Lesebericht: Sven Felix Kellerhoff „Mein Kampf“. Die Karriere eines deutschen Buches

Donnerstag, 14. Januar 2016

Sven Felix Kellerhoff stellt in seinem Band >»Mein Kampf« – Die Karriere eines deutschen Buches den Inhalt von Hitlers Buch vor und berichtet, unter welchen Umständen dieses Pamphlet verfasst wurde, wie oft es in wie vielen Auflagen gedruckt worden ist, welche Wirkung dieses mit Lügen und Geschichtsklitterung durchsetzte Machwerk vor allem auf zögernde Zeitgenossen gehabt hat, von denen sich so manche dann doch den Nazis anschlossen.

Lange hat der Freistaat Bayern als Inhaber der Rechte an Hitlers Buch eine offizielle Neuauflage von „Mein Kampf“ verhindert. „Verbote machen attraktiv,“ (S. 9) schreibt Kellerhof und nennt die Folgen der „bayerischen Obstruktion gegen die seriöse Wissenschaft.“ (S. 11)

„Mythen umranken Hitlers Buch; sie wachsen glänzend auf dem Nährboden der Unwissenheit.“ (ib.) Als eine der ärgerlichen Folgen nennt die Fehler und Halbwahrheiten in Daniels Goldhagens Hitlers willige Vollstrecker: „Das wäre kaum geschehen, wenn hierzulande eine kritische Auseinandersetzung mit Hitlers Buch gepflegt würde.“ (S. 12) Rund 80 Biographien zu Hitler berichteten kursorisch aus seinem Buch, überhaupt fehle eine eingehende Analyse von Hitlers Machwerk. Bei seinem Buch fällt der Gemeinplatz ein: Das habe ja kaum jemand gelesen… Kellerhof zeigt in seinem Kapitel „Leser“, dass das offenkundig nicht stimmt und dass nach dem Januar ’33 die Absätze des Bandes erheblich zugenommen haben.

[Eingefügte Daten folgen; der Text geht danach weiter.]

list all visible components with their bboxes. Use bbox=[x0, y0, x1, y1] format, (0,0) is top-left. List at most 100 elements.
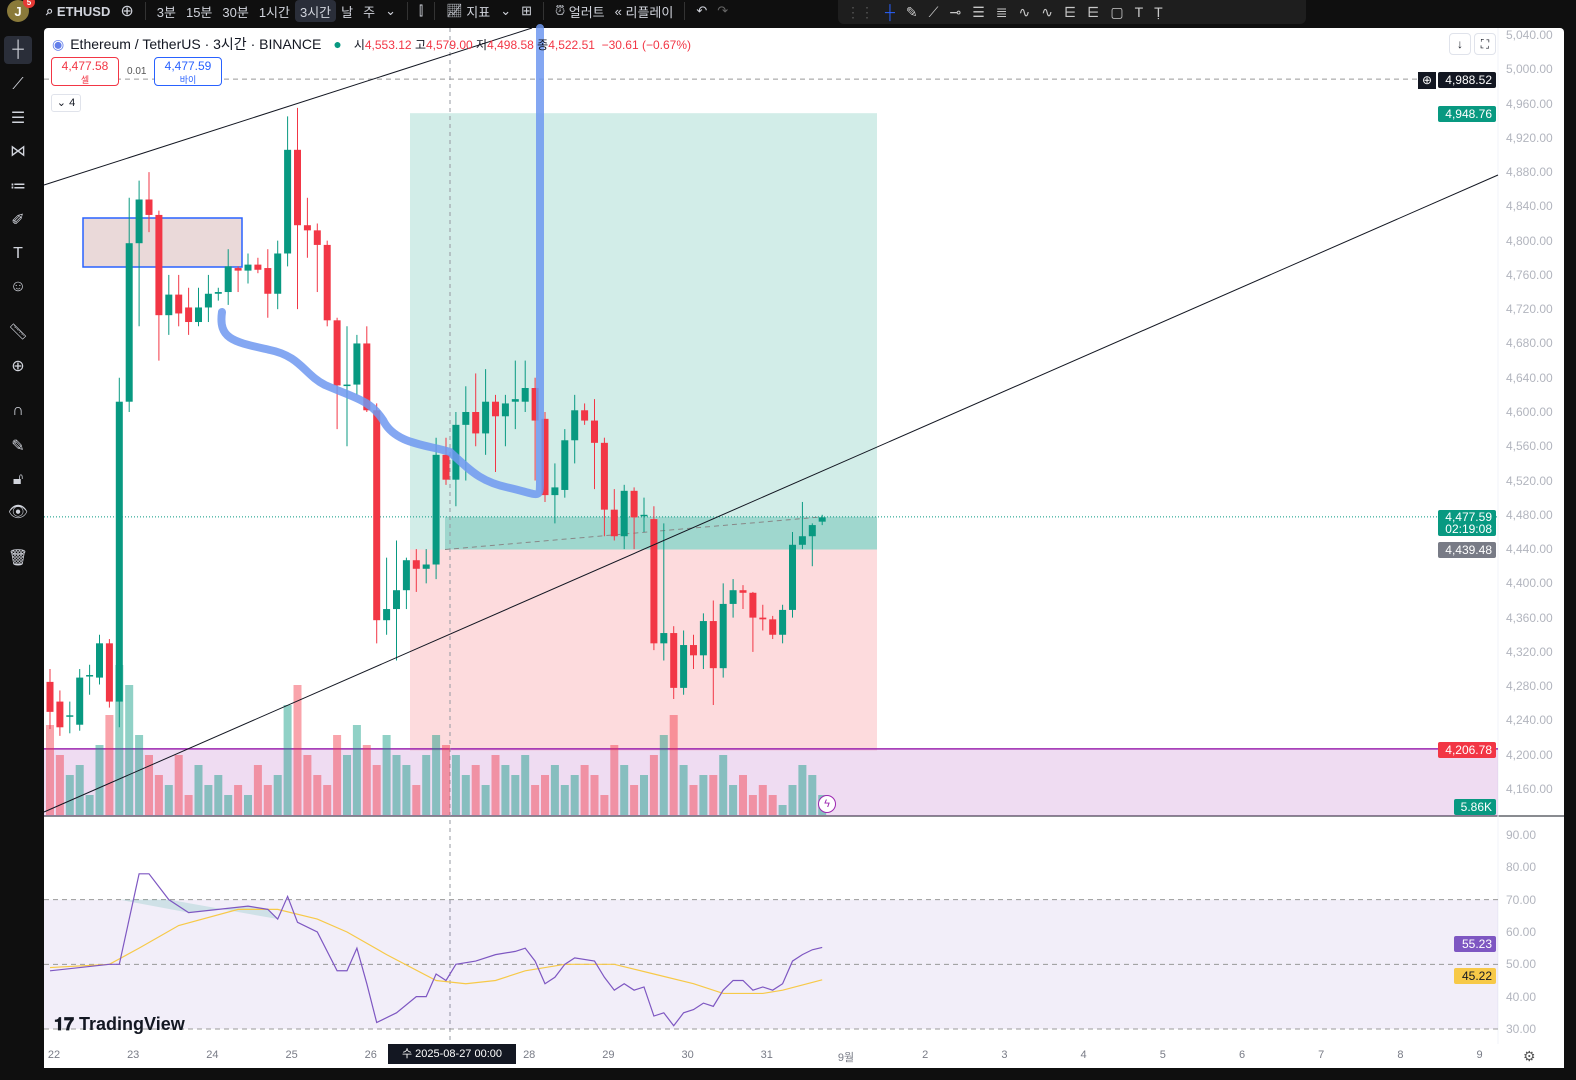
candle-body bbox=[115, 401, 123, 702]
tradingview-logo-icon: 𝟏𝟕 bbox=[54, 1014, 80, 1034]
market-open-dot-icon: ● bbox=[333, 36, 342, 52]
fib-extension-icon[interactable]: ⋿ bbox=[1087, 3, 1100, 20]
candle-body bbox=[234, 268, 242, 271]
magnet-icon[interactable]: ∩ bbox=[12, 402, 24, 419]
indicators-button[interactable]: 📈︎ 지표 bbox=[441, 0, 495, 22]
fib-fan-icon[interactable]: ≣ bbox=[995, 3, 1008, 20]
brush-tool-icon[interactable]: ✐ bbox=[11, 212, 25, 229]
rectangle-drawing bbox=[82, 217, 243, 268]
brush-drawing bbox=[217, 24, 544, 499]
sell-button[interactable]: 4,477.58 셀 bbox=[51, 57, 119, 86]
indicators-chevron-icon[interactable]: ⌄ bbox=[500, 3, 512, 18]
add-alert-plus-icon[interactable]: ⊕ bbox=[1418, 72, 1436, 89]
volume-bar bbox=[184, 795, 193, 815]
candle-body bbox=[214, 292, 222, 294]
volume-bar bbox=[154, 775, 163, 815]
volume-bar bbox=[372, 765, 381, 815]
lock-icon[interactable]: 🔓︎ bbox=[12, 471, 24, 488]
indicators-collapse-toggle[interactable]: ⌄ 4 bbox=[51, 94, 81, 112]
time-axis-tick: 9월 bbox=[837, 1052, 855, 1064]
rsi-axis-tick: 30.00 bbox=[1506, 1021, 1537, 1036]
interval-3m[interactable]: 3분 bbox=[156, 4, 176, 20]
tradingview-logo[interactable]: 𝟏𝟕 TradingView bbox=[54, 1014, 185, 1034]
trendline-icon[interactable]: ⟋ bbox=[928, 3, 939, 20]
drag-handle-icon[interactable]: ⋮⋮ bbox=[846, 3, 874, 20]
eye-icon[interactable]: 👁︎ bbox=[7, 504, 29, 521]
candle-body bbox=[709, 621, 717, 669]
scroll-down-arrow-icon[interactable]: ↓ bbox=[1449, 33, 1471, 55]
candle-body bbox=[521, 388, 529, 402]
fib-retracement-icon[interactable]: ⋿ bbox=[1063, 3, 1077, 20]
pattern-icon[interactable]: ∿ bbox=[1018, 3, 1031, 20]
symbol-title[interactable]: Ethereum / TetherUS · 3시간 · BINANCE bbox=[70, 36, 322, 52]
rectangle-icon[interactable]: ▢ bbox=[1110, 3, 1124, 20]
left-toolbar: ┼ ⟋ ☰ ⋈ ≔ ✐ T ☺ 📏︎ ⊕ ∩ ✎ 🔓︎ 👁︎ 🗑︎ bbox=[0, 28, 38, 1080]
candle-type-icon[interactable]: ⫿ bbox=[418, 3, 424, 18]
volume-bar bbox=[461, 775, 470, 815]
alert-button[interactable]: ⏰︎ 얼러트 bbox=[550, 0, 610, 22]
stay-in-drawing-mode-icon[interactable]: ✎ bbox=[11, 438, 25, 455]
volume-bar bbox=[244, 795, 252, 815]
volume-bar bbox=[412, 785, 421, 815]
brush-icon[interactable]: ✎ bbox=[905, 3, 918, 20]
trash-icon[interactable]: 🗑︎ bbox=[7, 550, 29, 567]
undo-icon[interactable]: ↶ bbox=[696, 3, 708, 18]
volume-bar bbox=[778, 805, 787, 815]
settings-gear-icon[interactable]: ⚙ bbox=[1523, 1048, 1536, 1064]
emoji-tool-icon[interactable]: ☺ bbox=[9, 278, 27, 295]
zoom-in-icon[interactable]: ⊕ bbox=[11, 358, 25, 375]
elliott-wave-icon[interactable]: ∿ bbox=[1041, 3, 1053, 20]
forecast-tool-icon[interactable]: ≔ bbox=[10, 178, 26, 195]
crosshair-icon[interactable]: ┼ bbox=[885, 4, 895, 20]
divider bbox=[684, 2, 686, 20]
redo-icon[interactable]: ↷ bbox=[717, 3, 729, 18]
price-axis-tick: 4,240.00 bbox=[1506, 713, 1553, 728]
volume-bar bbox=[164, 785, 173, 815]
interval-1h[interactable]: 1시간 bbox=[258, 4, 290, 20]
trend-line-lower bbox=[43, 174, 1499, 813]
compare-add-button[interactable]: ⊕ bbox=[120, 3, 134, 20]
interval-dropdown-chevron-icon[interactable]: ⌄ bbox=[385, 3, 396, 18]
text-tool-icon[interactable]: T bbox=[13, 245, 23, 262]
interval-day[interactable]: 날 bbox=[341, 4, 354, 20]
text-icon[interactable]: T bbox=[1134, 4, 1144, 20]
candle-body bbox=[135, 199, 143, 244]
time-axis-tick: 3 bbox=[1001, 1049, 1008, 1061]
fullscreen-icon[interactable]: ⛶ bbox=[1474, 33, 1496, 55]
ruler-icon[interactable]: 📏︎ bbox=[7, 324, 29, 341]
volume-bar bbox=[343, 755, 351, 815]
replay-button[interactable]: « 리플레이 bbox=[610, 0, 679, 22]
candle-body bbox=[105, 643, 113, 702]
candle-body bbox=[680, 645, 688, 688]
buy-button[interactable]: 4,477.59 바이 bbox=[154, 57, 222, 86]
fib-tool-icon[interactable]: ☰ bbox=[10, 110, 26, 127]
volume-bar bbox=[95, 745, 104, 815]
volume-bar bbox=[550, 765, 559, 815]
price-axis-tick: 4,440.00 bbox=[1506, 542, 1553, 557]
volume-bar bbox=[442, 745, 450, 815]
volume-bar bbox=[610, 745, 619, 815]
volume-bar bbox=[75, 765, 84, 815]
interval-week[interactable]: 주 bbox=[363, 4, 376, 20]
crosshair-tool-icon[interactable]: ┼ bbox=[4, 36, 32, 64]
interval-30m[interactable]: 30분 bbox=[222, 4, 249, 20]
layouts-grid-icon[interactable]: ⊞ bbox=[521, 3, 532, 18]
parallel-channel-icon[interactable]: ☰ bbox=[972, 3, 985, 20]
horizontal-ray-icon[interactable]: ⊸ bbox=[949, 3, 962, 20]
candle-body bbox=[591, 420, 598, 443]
alert-line-price-tag[interactable]: 4,988.52 bbox=[1438, 72, 1496, 88]
candle-body bbox=[244, 264, 252, 271]
symbol-search[interactable]: ⌕ ETHUSD bbox=[41, 0, 115, 22]
price-axis-tick: 4,600.00 bbox=[1506, 404, 1553, 419]
lightning-icon[interactable]: ϟ bbox=[818, 795, 836, 813]
volume-bar bbox=[758, 785, 767, 815]
volume-bar bbox=[739, 775, 747, 815]
interval-15m[interactable]: 15분 bbox=[185, 4, 213, 20]
trendline-tool-icon[interactable]: ⟋ bbox=[12, 76, 24, 93]
pattern-tool-icon[interactable]: ⋈ bbox=[10, 143, 26, 160]
interval-3h[interactable]: 3시간 bbox=[294, 0, 337, 22]
price-axis-tick: 4,640.00 bbox=[1506, 370, 1553, 385]
anchored-text-icon[interactable]: Ṭ bbox=[1154, 4, 1163, 20]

Im Internet und in Antiquariaten war das rassistische, antisemitische und hasserfüllte Pamphlet immer zu haben. Jetzt am 1. Januar 2016 läuft nach 70 Jahren die gesetzliche Schutzfrist durch das Urheberrecht aus. Vor einigen Tagen das Münchner Institut für Zeitgeschichte seinen Band > Hitler, Mein Kampf. Eine kritische Edition (hrsg. im Auftrag des Instituts für Zeitgeschichte München – Berlin von Christian Hartmann, Thomas Vordermayer, Othmar Plöckinger, Roman Töppel, unter Mitarbeit von Edith Raim, Pascal Trees, Angelika Reizle, Martina Seewald-Mooser München 2016, ISBN 978-3-9814052-3-1, ca. 2000 Seiten mit farbigen Abbildungen (2 Bände), gebunden, Leinen ohne Schutzumschlag, 59 EURO) vorgestellt.

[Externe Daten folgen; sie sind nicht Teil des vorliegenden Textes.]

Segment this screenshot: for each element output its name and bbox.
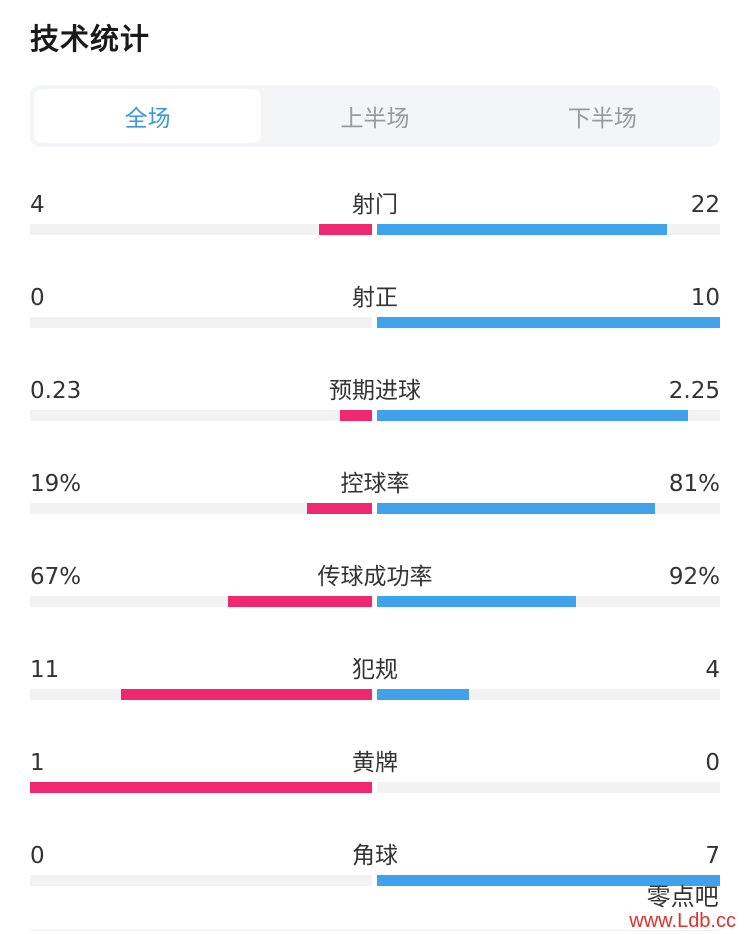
- home-value: 4: [30, 192, 45, 218]
- home-track: [30, 410, 372, 421]
- home-track: [30, 224, 372, 235]
- stat-label: 犯规: [352, 657, 398, 683]
- stat-row-shots: 4 射门 22: [30, 190, 720, 260]
- period-tabs: 全场 上半场 下半场: [30, 85, 720, 147]
- away-track: [377, 224, 720, 235]
- home-value: 0: [30, 285, 45, 311]
- home-track: [30, 782, 372, 793]
- divider: [30, 930, 720, 931]
- stat-row-shots-on-target: 0 射正 10: [30, 283, 720, 353]
- page-title: 技术统计: [30, 22, 151, 56]
- watermark: 零点吧 www.Ldb.cc: [629, 882, 736, 932]
- away-value: 0: [705, 750, 720, 776]
- stat-label: 角球: [352, 843, 398, 869]
- away-bar: [377, 503, 655, 514]
- stat-row-possession: 19% 控球率 81%: [30, 469, 720, 539]
- home-track: [30, 875, 372, 886]
- home-track: [30, 689, 372, 700]
- watermark-url: www.Ldb.cc: [629, 910, 736, 932]
- away-track: [377, 875, 720, 886]
- home-bar: [307, 503, 372, 514]
- stat-row-corners: 0 角球 7: [30, 841, 720, 911]
- stat-label: 预期进球: [329, 378, 421, 404]
- home-value: 67%: [30, 564, 82, 590]
- away-value: 10: [690, 285, 720, 311]
- home-value: 1: [30, 750, 45, 776]
- stat-row-yellow-cards: 1 黄牌 0: [30, 748, 720, 818]
- home-bar: [319, 224, 372, 235]
- home-bar: [340, 410, 372, 421]
- stat-label: 控球率: [340, 471, 410, 497]
- home-value: 11: [30, 657, 60, 683]
- home-value: 0: [30, 843, 45, 869]
- home-bar: [30, 782, 372, 793]
- away-bar: [377, 875, 720, 886]
- away-value: 92%: [668, 564, 720, 590]
- tab-second-half[interactable]: 下半场: [567, 106, 637, 132]
- stat-label: 射门: [352, 192, 398, 218]
- tab-full-match[interactable]: 全场: [34, 89, 262, 143]
- home-bar: [121, 689, 372, 700]
- home-track: [30, 317, 372, 328]
- home-track: [30, 503, 372, 514]
- stat-row-pass-accuracy: 67% 传球成功率 92%: [30, 562, 720, 632]
- away-bar: [377, 224, 668, 235]
- stat-row-expected-goals: 0.23 预期进球 2.25: [30, 376, 720, 446]
- away-value: 7: [705, 843, 720, 869]
- away-value: 81%: [668, 471, 720, 497]
- home-track: [30, 596, 372, 607]
- home-value: 0.23: [30, 378, 82, 404]
- stat-label: 传球成功率: [317, 564, 433, 590]
- away-value: 4: [705, 657, 720, 683]
- away-track: [377, 503, 720, 514]
- home-bar: [228, 596, 372, 607]
- away-track: [377, 782, 720, 793]
- away-track: [377, 596, 720, 607]
- away-track: [377, 317, 720, 328]
- away-bar: [377, 689, 469, 700]
- watermark-name: 零点吧: [646, 882, 719, 911]
- home-value: 19%: [30, 471, 82, 497]
- stat-label: 射正: [352, 285, 398, 311]
- away-bar: [377, 596, 576, 607]
- stat-label: 黄牌: [352, 750, 398, 776]
- away-bar: [377, 317, 720, 328]
- away-value: 22: [690, 192, 720, 218]
- away-bar: [377, 410, 689, 421]
- stat-row-fouls: 11 犯规 4: [30, 655, 720, 725]
- away-value: 2.25: [668, 378, 720, 404]
- away-track: [377, 410, 720, 421]
- away-track: [377, 689, 720, 700]
- tab-first-half[interactable]: 上半场: [340, 106, 410, 132]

Im Kapitel „Inhalt“ resümiert Kellerhoff Hitlers Auskünfte über die eigene Biographie und die Grundgedanken des Buches. Wien: „.. die wahren Ursachen für sein selbstgewählt beschiedenes Leben aber verschwieg er.“ (S. 23) Wen wundert es, will doch der Autor sich ins beste Licht stellen, genauso, wie er verschweigt, dass er sich vor dem Wehrdienst im österreichisch-ungarischen Heer gedrückt hat: „Zuverlässigkeit“ S. auch S. 99-129. Mehr Boden für Deutschland, notfalls auch mit einer Allianz mit England, kaum mehr als der Schein eines Wunschdenkens. Dann der „Kampf gegen den“/ und die „Vernichtung des Marxismus“ der die krude und differenzierungslose Ablehnung aller linken Ideen, zu denen auch Bismarcks Sozialgesetzgebung zählte, einschließt. Den Waffenstillstand von 1918 schrieb er Juden, gegen die sein Hass in jenen Tagen entstand, und Marxisten zu. „Volk und Rasse“ sind weitere Stichwörter, die Propaganda. Pressefreiheit, so Kellerhof sei für Hitler nicht mehr als „straflose Volksbelügung und Volksvergiftung“ (S. 37), Beschuldigungen die nur dazu dienten, den eigenen Wahn als zielführend darzustellen. Ablehnung des Parlamentarismus, wie sein unnachgiebiger Hass auf „die Juden“: Ein radikaler, bis zu Vernichtungsfantasien reichender Antisemitismus“, (S. 49) so Kellerhoff, stehen im Zentrum von Hitlers Schrift.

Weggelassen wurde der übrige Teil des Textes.